What training cost tradeoffs exist between fine-tuning and other knowledge injection methods?

This explores the cost ledger of teaching a model new knowledge: not just dollars-per-GPU-hour, but the full tradeoff between what you pay to train and what flexibility, accuracy, and durability you get back. The corpus frames this best as a spectrum rather than a fine-tuning-vs-everything binary. One useful map lays out four methods that each optimize a different constraint: retrieval (RAG) costs nothing to train but adds latency at every query; static embedding into weights is the most expensive to produce and the hardest to update, but fastest at inference; modular adapters split the difference — cheaper to train and swappable; and prompt optimization requires zero training at all How do knowledge injection methods trade off flexibility and cost?. The punchline is that combining them beats any single choice, which means the real question is rarely 'fine-tune or not' but 'which slice of the budget buys the most.'

The cheapest option has a hard ceiling worth understanding before you reach for it. Prompt optimization spends nothing on training because it only reorganizes knowledge the model already has — it cannot supply domain facts that were never in the pretraining data Can prompt optimization teach models knowledge they lack?. So 'free' here means free-but-limited: if the knowledge genuinely isn't in the model, no amount of clever prompting conjures it, and you're forced back up the cost curve.
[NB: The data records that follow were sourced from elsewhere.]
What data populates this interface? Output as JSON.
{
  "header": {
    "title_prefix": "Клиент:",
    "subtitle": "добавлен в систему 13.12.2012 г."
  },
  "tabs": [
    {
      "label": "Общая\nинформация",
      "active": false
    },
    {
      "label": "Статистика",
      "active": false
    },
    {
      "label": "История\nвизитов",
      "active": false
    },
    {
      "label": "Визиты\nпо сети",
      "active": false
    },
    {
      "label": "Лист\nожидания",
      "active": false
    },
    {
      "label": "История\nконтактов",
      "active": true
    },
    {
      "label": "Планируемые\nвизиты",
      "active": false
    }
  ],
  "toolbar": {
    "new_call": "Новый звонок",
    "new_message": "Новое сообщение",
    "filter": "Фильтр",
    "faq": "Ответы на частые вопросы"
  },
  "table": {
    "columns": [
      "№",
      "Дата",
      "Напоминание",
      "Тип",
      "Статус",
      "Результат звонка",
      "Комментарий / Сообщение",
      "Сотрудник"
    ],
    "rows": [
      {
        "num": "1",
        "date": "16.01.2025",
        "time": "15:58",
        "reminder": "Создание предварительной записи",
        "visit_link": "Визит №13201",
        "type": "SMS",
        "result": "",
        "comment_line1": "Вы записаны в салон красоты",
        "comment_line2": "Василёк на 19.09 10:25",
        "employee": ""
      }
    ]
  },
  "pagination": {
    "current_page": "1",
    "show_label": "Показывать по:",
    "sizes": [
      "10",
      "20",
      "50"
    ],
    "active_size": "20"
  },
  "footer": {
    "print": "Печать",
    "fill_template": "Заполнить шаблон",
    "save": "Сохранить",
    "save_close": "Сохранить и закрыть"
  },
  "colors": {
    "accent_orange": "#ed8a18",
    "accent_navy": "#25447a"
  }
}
The most interesting cost story is that training-data volume turns out to be a wasteful axis to spend on. StructTuning reaches half of full-corpus performance using just 0.3% of the training data by organizing chunks into a domain taxonomy first — the model learns where knowledge sits in a conceptual structure rather than grinding through raw text Can organizing knowledge structures beat raw training data volume?. A related finding is that structured knowledge injection improves performance at minimal corpus cost, while pure data-driven learning leaves you with uninterpretable, brittle representations Does refusing explicit knowledge harm AI system performance?. The lesson: structure is a cost-reduction lever, not just a quality one.

The hidden costs are where fine-tuning gets expensive in ways the GPU bill doesn't show. Direct fine-tuning can corrupt knowledge stored in a model's lower layers, which is why decoding-time proxy-tuning — leaving base weights untouched and shifting only the output distribution — can close most of the alignment gap while actually beating direct fine-tuning on knowledge tasks Can decoding-time tuning preserve knowledge better than weight fine-tuning?. There's also a quieter degradation tax: supervised fine-tuning can raise benchmark accuracy while cutting genuine reasoning quality by nearly 39%, so you pay training cost and silently lose inferential capability that standard metrics don't catch Does supervised fine-tuning improve reasoning or just answers?. More broadly, every adaptation method has a domain-specific sweet spot, and visible gains often come bundled with invisible losses in reasoning faithfulness and format flexibility How do domain training techniques actually reshape model behavior?.

Finally, when you do commit to changing weights, the corpus suggests how you train matters as much as whether you train. Tuning only the singular values of weight matrices produces composable expert vectors with far fewer parameters than LoRA Can models dynamically activate expert skills at inference time?; reinforcement learning from augmented generation internalizes knowledge more durably than SFT by rewarding reasoning quality rather than token-matching Can reinforcement learning embed domain knowledge more effectively than supervised fine-tuning?; and DPO on a teacher's correct/incorrect examples lets small models match large ones on structured tasks Can small models match large models on function calling?. The thread connecting all of these: the cheapest fine-tune is the one that targets the smallest, best-organized signal — and the most expensive mistake is paying full training cost for knowledge that retrieval, a taxonomy, or a decoding-time shift could have delivered for less.